Another, another disclosure: There is an absolutely devastating poem just tossed onto a page of “Afterglow” and it made me laugh and cry a whole lot. It is titled “ZIZEK/LOVE/CUB” (though Myles prefaces it with, “Here’s a sad poem I found in the box. I don’t think this is really the title but I enjoy it”) and the poem reads in full: “The inevitability/ that God/ would be a/ man the absence/ adding up/ to something/ and my plants/ brownly/ scrunching/ up to something/ cause they/ never die/ & neither/ does my/ dog/ & neither/ do I.”

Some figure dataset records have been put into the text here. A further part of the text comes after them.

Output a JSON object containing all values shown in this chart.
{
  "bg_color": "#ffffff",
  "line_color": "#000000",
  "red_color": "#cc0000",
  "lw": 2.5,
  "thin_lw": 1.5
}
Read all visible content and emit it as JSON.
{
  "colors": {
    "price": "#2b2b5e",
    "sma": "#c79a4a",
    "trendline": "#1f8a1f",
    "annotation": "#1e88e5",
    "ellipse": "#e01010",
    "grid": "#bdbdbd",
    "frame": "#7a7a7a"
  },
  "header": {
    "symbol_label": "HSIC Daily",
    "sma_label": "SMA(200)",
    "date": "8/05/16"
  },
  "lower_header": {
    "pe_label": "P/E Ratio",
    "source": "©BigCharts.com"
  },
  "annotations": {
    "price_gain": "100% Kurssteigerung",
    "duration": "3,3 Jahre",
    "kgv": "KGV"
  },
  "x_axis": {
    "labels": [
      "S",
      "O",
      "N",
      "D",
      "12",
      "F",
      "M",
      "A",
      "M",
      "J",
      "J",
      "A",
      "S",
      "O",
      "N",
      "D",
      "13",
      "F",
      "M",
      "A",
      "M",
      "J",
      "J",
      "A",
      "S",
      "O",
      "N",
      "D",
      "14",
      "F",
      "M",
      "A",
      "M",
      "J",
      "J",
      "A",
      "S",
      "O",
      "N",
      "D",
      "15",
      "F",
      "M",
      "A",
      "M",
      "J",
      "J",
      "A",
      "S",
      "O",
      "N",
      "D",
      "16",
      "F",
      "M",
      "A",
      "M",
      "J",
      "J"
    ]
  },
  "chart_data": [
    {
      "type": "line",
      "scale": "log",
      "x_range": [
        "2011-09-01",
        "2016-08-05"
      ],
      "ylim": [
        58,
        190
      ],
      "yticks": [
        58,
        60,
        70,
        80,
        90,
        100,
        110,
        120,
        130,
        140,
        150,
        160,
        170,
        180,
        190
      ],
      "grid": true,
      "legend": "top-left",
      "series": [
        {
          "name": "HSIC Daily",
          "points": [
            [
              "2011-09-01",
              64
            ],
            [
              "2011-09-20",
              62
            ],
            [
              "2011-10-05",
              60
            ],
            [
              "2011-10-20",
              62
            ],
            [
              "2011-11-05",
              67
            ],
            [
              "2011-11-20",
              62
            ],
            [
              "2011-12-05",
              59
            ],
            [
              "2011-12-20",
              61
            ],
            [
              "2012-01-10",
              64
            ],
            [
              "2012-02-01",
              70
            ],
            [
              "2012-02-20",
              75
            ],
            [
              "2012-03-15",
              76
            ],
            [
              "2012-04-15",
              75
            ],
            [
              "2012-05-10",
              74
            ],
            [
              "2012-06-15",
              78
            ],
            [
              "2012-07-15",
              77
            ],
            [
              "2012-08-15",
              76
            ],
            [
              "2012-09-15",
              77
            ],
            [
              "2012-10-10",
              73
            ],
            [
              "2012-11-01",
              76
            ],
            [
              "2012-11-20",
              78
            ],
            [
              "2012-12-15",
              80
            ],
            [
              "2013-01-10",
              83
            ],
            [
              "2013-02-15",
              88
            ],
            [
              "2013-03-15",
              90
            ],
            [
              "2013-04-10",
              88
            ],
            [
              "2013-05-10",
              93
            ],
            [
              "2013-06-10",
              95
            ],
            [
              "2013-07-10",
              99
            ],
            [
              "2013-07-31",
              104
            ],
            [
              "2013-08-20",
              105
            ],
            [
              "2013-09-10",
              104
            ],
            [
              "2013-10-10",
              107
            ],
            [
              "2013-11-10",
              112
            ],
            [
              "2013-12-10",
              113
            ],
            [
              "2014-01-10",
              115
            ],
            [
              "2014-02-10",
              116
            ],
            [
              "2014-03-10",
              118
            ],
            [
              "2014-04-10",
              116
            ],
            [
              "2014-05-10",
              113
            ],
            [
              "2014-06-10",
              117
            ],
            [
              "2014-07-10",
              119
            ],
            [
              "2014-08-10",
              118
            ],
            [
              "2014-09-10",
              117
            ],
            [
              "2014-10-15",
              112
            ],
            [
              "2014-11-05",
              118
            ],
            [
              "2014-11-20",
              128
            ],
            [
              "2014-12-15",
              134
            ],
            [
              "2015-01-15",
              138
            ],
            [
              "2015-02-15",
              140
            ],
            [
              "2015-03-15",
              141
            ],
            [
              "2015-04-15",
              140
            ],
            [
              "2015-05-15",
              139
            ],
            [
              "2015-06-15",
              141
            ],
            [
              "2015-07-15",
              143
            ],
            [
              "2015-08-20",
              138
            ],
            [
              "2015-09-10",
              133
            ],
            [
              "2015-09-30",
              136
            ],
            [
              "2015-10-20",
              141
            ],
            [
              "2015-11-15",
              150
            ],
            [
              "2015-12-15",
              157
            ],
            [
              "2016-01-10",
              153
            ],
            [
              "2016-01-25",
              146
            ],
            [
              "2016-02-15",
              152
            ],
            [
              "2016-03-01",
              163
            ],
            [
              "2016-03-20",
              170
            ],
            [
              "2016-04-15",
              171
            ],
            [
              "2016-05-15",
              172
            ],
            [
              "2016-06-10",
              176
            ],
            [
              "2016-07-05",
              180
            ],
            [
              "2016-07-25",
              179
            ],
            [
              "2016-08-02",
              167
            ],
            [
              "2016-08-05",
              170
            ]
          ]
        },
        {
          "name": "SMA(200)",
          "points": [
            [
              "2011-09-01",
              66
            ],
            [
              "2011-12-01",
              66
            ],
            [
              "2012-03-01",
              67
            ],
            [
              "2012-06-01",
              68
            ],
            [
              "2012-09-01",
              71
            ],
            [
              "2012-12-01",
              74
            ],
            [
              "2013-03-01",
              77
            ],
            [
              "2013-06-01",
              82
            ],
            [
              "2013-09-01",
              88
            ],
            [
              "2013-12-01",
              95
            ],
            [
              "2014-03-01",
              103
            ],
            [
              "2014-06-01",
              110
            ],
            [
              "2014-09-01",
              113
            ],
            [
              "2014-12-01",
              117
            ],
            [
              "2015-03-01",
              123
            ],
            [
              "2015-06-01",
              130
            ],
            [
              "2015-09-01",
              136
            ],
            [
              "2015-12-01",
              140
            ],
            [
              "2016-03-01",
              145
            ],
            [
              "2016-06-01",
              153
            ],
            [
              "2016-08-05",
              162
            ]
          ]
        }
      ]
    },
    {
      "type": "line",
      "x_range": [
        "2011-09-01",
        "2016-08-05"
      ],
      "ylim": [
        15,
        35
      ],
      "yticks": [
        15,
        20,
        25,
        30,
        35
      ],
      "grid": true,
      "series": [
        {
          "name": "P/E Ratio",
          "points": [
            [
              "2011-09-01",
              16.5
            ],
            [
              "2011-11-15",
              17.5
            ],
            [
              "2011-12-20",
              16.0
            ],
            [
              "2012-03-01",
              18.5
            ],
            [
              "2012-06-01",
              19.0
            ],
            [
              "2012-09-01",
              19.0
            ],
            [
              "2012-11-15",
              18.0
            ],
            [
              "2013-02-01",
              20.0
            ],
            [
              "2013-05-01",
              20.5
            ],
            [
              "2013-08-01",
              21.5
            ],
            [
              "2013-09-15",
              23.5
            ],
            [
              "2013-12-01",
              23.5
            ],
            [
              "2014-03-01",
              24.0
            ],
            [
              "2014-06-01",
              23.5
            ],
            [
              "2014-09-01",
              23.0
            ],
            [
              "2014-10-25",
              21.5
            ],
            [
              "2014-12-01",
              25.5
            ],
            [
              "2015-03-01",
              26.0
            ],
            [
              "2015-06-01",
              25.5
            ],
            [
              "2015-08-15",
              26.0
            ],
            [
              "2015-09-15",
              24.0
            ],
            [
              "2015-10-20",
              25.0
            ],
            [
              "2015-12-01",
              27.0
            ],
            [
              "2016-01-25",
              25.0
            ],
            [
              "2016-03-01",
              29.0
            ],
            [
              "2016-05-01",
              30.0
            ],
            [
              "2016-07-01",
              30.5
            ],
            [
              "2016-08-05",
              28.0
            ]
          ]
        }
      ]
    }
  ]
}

If it sounds like I’m filibustering or eliding getting into this book, well that’s because I am—or OK, look, discussing “Afterglow” demands thinking and writing differently and doubling back on one’s own thoughts and accepting that there are so many things that we’ll never get to the center of, such as grief and love. At the core of the book, an amalgamation: Rosie and Myles’ father (who died when Myles was 11) become the same and both are kind of sort of God and well, we’re all dogs, dumbly dedicated to something or other for reasons we’ll never quite comprehend. What a beautiful book.